Un choix qui a cette conséquence : si le périmètre d’étude pour l’extension de la ZFE comptait 16 communes à l’été 2021, on en recense plus que 12 aujourd’hui. Comme Maromme, trois villes ont décidé de ne pas intégrer le périmètre : Mont-Saint-Aignan, Saint-Léger-du-Bourg-Denis et Saint-Etienne-du-Rouvray. Depuis le 3 janvier 2022, la Zone à faible émission est certes élargie, mais morcelée.
Le conseil municipal de Déville-lès-Rouen (Seine-Maritime) avait également émis une réserve, considérant qu’interdire certains véhicules risquaient de "mettre en difficulté certains publics jeunes ou en situation de précarité". 900 personnes pourraient être impactés, soit 20% des propriétaires de voiture de la commune. Mais la commune de 10 000 habitants fait tout de même partie du périmètre. Pourtant, ce périmètre… est désormais le problème.
Un périmètre incohérent
"Il y a des communes qui ont décidé de plus y être, et le périmètre est devenu incohérent", explique Dominique Gambier. Le maire PS de Déville-lès-Rouen nous a donné rendez-vous à la "frontière" Déville/Maromme pour nous montrer très concrètement ces incohérences "ingérables". "Maromme a fait choix de pas être dans la ZFE, ce que je respecte. Le problème, c’est qu’ici sur la route de Dieppe, vous avez à gauche les habitations sur Maromme, à droite celles sur Déville." Car sur 1 kilomètre, cette route appartient d’un coté au territoire de Déville, de l’autre au territoire de Maromme. Dominique Gambier pointe du doigt une maison : "cet habitant est dans un cul-de-sac. Il habite à Maromme, mais de fait, il est dans la ZFE."
Une aide "massive" pour les plus précaires
Invité sur le plateau de notre journal mercredi 2 février 2022, Cyrille Moreau, vice-président en charge des transports à la Métropole Rouen Normandie, a annoncé qu'il y aurait une aide "massive" pour les plus précaires. "Les aides de l'Etat on été insuffisantes, donc on a décidé pour les plus modestes de rajouter 4.000 euros d'aides, plus 1.000 si la commune est une ZFE."
Le vice-président en charge des transports aussi alerté les maires qui ne souhaiteraient sortir du périmètre de ZFE : "S'ils ne rejoignent pas la ZFE, ils perdront cette surprime, ainsi que notre prime de l'Etat. C'est 2.000 euros de moins d'aide pour les plus modestes."
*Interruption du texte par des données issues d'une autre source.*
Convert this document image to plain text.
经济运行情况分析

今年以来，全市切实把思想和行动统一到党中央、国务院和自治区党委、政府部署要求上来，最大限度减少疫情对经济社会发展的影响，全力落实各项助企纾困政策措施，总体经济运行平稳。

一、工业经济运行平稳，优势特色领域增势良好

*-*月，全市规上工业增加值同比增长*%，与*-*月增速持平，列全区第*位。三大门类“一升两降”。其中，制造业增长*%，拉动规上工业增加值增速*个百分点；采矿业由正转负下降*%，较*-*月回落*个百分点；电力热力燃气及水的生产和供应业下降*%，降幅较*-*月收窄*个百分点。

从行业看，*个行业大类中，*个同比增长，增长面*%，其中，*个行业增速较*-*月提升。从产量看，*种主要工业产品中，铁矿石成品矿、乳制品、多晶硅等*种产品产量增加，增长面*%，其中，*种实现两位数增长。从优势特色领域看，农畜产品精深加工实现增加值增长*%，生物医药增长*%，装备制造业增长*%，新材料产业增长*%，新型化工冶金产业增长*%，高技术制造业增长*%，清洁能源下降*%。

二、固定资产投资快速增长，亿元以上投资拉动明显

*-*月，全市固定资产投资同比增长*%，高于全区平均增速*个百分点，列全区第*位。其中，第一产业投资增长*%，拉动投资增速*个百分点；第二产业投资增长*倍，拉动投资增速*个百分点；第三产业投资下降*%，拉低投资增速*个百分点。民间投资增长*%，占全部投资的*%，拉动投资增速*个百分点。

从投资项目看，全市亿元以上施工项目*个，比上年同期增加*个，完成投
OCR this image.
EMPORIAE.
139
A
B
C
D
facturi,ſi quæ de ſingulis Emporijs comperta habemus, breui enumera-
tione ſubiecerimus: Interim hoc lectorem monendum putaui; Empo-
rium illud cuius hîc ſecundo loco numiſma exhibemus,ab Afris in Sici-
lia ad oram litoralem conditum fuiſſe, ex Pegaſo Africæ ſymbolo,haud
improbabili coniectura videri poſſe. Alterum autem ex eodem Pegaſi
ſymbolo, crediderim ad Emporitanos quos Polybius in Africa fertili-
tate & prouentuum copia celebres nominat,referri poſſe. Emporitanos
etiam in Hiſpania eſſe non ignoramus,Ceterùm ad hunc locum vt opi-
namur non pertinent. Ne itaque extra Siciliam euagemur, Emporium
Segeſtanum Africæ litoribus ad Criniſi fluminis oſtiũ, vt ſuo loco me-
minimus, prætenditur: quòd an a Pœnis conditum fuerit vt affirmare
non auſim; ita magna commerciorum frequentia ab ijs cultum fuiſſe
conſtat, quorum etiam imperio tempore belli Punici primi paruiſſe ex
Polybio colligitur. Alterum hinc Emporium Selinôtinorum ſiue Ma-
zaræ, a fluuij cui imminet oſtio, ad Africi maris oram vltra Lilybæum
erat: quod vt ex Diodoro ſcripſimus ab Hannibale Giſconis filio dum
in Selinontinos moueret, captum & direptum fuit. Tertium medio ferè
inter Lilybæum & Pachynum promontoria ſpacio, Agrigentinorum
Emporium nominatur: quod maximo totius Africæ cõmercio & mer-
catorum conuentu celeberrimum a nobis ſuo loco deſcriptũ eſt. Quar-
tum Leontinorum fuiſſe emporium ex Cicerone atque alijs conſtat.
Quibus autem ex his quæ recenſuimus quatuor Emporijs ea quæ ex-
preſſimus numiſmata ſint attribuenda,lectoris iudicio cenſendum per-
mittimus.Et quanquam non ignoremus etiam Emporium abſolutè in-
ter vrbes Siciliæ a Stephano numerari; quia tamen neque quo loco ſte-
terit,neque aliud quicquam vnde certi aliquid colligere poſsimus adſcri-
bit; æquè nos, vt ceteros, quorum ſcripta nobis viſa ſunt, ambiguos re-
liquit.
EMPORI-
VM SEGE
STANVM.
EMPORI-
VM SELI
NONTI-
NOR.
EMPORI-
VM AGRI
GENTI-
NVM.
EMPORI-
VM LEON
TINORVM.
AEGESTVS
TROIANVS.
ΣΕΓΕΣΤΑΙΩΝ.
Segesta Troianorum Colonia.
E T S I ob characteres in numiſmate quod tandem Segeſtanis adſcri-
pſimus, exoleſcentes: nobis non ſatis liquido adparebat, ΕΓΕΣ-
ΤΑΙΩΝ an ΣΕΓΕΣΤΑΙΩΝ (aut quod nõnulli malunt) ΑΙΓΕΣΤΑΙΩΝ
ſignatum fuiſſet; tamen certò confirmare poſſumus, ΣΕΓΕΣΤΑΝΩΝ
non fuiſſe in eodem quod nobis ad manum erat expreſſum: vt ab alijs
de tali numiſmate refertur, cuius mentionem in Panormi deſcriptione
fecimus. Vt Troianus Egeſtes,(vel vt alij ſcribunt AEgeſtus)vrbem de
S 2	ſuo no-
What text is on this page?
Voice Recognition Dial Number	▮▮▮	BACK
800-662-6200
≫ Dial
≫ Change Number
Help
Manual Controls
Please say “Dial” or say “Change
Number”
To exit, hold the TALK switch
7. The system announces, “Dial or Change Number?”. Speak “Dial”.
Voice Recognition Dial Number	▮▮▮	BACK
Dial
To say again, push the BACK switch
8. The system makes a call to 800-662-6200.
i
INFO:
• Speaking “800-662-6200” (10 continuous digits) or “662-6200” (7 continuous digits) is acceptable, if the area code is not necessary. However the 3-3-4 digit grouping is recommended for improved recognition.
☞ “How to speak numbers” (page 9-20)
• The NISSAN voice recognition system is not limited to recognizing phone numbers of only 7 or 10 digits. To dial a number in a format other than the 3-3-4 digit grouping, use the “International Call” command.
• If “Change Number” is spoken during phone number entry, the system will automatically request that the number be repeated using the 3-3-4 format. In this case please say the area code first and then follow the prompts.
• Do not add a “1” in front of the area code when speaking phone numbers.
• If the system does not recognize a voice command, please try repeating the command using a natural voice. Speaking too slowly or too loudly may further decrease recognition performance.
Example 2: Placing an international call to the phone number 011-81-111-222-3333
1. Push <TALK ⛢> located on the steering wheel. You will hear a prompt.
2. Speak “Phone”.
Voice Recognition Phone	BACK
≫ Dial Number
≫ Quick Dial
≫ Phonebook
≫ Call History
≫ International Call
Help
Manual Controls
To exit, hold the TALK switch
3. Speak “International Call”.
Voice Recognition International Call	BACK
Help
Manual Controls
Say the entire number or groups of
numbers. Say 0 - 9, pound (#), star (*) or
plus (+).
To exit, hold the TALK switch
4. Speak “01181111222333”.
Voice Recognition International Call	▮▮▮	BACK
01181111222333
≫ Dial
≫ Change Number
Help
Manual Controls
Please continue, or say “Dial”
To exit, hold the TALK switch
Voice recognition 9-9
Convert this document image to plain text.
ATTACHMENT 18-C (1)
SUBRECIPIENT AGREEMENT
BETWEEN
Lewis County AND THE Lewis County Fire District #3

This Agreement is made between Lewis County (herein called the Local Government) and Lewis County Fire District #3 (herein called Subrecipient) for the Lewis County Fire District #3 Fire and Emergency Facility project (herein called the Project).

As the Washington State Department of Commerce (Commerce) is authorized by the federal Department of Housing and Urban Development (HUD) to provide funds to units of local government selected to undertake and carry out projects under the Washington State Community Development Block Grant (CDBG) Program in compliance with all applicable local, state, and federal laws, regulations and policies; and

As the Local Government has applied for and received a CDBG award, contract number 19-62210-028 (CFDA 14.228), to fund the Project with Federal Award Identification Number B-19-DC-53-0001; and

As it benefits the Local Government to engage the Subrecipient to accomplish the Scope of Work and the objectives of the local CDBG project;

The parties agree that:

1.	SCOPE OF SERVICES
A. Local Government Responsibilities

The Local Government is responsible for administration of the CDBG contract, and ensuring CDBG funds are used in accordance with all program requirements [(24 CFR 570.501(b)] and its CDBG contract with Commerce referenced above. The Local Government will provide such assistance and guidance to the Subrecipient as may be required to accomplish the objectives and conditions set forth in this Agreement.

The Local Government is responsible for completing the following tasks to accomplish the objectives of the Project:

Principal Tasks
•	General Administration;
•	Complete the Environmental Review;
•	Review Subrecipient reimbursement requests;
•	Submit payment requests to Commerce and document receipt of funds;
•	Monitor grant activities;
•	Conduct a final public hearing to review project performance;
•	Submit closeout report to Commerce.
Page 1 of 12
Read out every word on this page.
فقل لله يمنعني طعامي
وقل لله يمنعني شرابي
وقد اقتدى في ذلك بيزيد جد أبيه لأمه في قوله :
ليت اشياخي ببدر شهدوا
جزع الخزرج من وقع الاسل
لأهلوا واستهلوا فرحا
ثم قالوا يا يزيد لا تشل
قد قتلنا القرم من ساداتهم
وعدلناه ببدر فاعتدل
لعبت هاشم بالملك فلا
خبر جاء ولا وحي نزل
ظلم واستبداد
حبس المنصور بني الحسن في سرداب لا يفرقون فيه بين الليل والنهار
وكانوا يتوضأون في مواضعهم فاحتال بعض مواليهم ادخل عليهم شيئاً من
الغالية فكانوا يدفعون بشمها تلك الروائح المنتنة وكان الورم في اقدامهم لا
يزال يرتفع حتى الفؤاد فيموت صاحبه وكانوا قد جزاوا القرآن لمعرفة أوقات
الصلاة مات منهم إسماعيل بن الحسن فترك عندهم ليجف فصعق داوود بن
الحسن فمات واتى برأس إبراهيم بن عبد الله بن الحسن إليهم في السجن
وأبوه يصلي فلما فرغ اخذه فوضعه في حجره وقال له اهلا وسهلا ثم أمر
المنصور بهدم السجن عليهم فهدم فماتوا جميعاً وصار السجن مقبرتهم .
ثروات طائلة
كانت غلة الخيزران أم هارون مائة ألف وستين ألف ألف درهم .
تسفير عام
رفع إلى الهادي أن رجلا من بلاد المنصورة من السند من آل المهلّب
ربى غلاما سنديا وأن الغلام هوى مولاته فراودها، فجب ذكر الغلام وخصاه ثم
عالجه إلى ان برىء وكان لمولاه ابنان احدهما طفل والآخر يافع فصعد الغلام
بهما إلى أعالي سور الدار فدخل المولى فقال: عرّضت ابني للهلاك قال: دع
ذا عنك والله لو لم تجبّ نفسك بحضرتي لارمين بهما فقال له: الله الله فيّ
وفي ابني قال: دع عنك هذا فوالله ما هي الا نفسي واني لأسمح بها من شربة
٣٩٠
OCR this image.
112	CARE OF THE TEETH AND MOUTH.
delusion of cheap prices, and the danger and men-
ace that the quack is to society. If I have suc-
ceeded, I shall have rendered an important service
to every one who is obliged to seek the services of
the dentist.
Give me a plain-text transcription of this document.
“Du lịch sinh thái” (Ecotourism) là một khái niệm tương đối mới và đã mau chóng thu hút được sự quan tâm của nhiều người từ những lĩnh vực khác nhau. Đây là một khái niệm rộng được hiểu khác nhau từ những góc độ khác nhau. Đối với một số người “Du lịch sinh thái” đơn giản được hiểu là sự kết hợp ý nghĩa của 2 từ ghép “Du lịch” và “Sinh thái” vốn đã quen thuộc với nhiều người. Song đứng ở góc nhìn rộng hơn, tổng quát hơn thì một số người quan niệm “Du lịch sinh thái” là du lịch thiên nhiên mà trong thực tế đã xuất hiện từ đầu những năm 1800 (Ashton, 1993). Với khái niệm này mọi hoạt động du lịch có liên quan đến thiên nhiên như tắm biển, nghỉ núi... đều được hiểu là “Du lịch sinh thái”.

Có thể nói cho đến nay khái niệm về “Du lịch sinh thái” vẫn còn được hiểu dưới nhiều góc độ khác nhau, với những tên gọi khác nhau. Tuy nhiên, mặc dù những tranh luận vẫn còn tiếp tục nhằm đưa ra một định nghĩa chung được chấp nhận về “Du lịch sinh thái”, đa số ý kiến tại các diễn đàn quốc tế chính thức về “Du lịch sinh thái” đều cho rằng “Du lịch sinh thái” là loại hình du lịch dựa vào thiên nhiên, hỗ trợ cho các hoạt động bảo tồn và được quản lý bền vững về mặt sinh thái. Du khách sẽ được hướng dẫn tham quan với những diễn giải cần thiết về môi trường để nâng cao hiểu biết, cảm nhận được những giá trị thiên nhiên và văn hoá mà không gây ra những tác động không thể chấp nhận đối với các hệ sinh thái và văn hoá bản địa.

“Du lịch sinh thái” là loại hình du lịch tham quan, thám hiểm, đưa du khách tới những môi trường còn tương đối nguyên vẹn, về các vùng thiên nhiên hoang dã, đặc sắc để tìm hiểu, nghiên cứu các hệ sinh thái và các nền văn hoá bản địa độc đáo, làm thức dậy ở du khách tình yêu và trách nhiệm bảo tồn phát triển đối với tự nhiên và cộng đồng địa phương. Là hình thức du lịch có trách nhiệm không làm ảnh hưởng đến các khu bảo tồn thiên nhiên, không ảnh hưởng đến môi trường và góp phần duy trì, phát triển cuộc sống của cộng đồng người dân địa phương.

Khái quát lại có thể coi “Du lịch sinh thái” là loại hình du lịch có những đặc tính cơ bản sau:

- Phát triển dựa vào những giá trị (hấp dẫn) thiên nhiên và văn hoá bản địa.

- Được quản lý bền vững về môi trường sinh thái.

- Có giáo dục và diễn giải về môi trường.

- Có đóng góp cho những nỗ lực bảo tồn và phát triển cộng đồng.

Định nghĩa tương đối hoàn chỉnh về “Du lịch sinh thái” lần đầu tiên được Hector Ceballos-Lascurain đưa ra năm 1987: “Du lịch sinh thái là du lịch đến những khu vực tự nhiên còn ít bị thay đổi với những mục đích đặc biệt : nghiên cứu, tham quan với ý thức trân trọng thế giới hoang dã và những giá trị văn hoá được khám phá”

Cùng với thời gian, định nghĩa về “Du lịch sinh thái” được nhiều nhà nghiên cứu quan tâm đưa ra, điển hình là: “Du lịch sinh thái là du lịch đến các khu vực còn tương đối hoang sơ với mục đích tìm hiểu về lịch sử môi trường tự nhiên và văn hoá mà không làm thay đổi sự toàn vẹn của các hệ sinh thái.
Les ZFE, potentiellement très efficaces contre la pollution
L’élu attend de nouvelles discussions, et une réorganisation. Mais évidemment, sur le principe, il est tout à fait pour la ZFE. "On peut difficilement être contre l’idée d’améliorer la qualité de l’air". D’autant que ces Zones à faible émission sont potentiellement très efficaces. L’association ATMO Normandie, qui surveille la qualité de l’air dans la région, est chargée d’évaluer l’impact des ZFE en constituant des scénarisations. Un rapport sera publié dans quelques semaines, mais Christophe Legrand, directeur adjoint d’Atmo Normandie, nous confie déjà que "dans la zone de la ZFE, on ferait carrément disparaitre l’exposition au-dessus du seuil réglementaire européen pour les oxydes d’azote". A condition d’adopter le scénario le plus contraignant.
Pour l’instant, il ne s’agit que de modélisation, que nous avons trop peu de recul sur les autres exemples de ZFE en France. Le ministère de l’écologie recense 11 ZFE : la Métropole de Lyon ; Grenoble-Alpes-Métropole ; la Ville de Paris ; la Métropole du Grand Paris. Métropole d’Aix-Marseille-Provence ; Métropole Nice-Côte d’Azur ; Métropole Toulon-Provence-Méditerranée ; Toulouse Métropole ; Eurométropole de Strasbourg ; Métropole Rouen-Normandie ; Montpellier-Méditerranée Métropole.
Les ZFE, Zones à Faibles Émissions, sont un dispositif national obligatoire créé par la loi LOM (Loi d’Orientation des Mobilités) en 2019 et la loi Climat en 2021.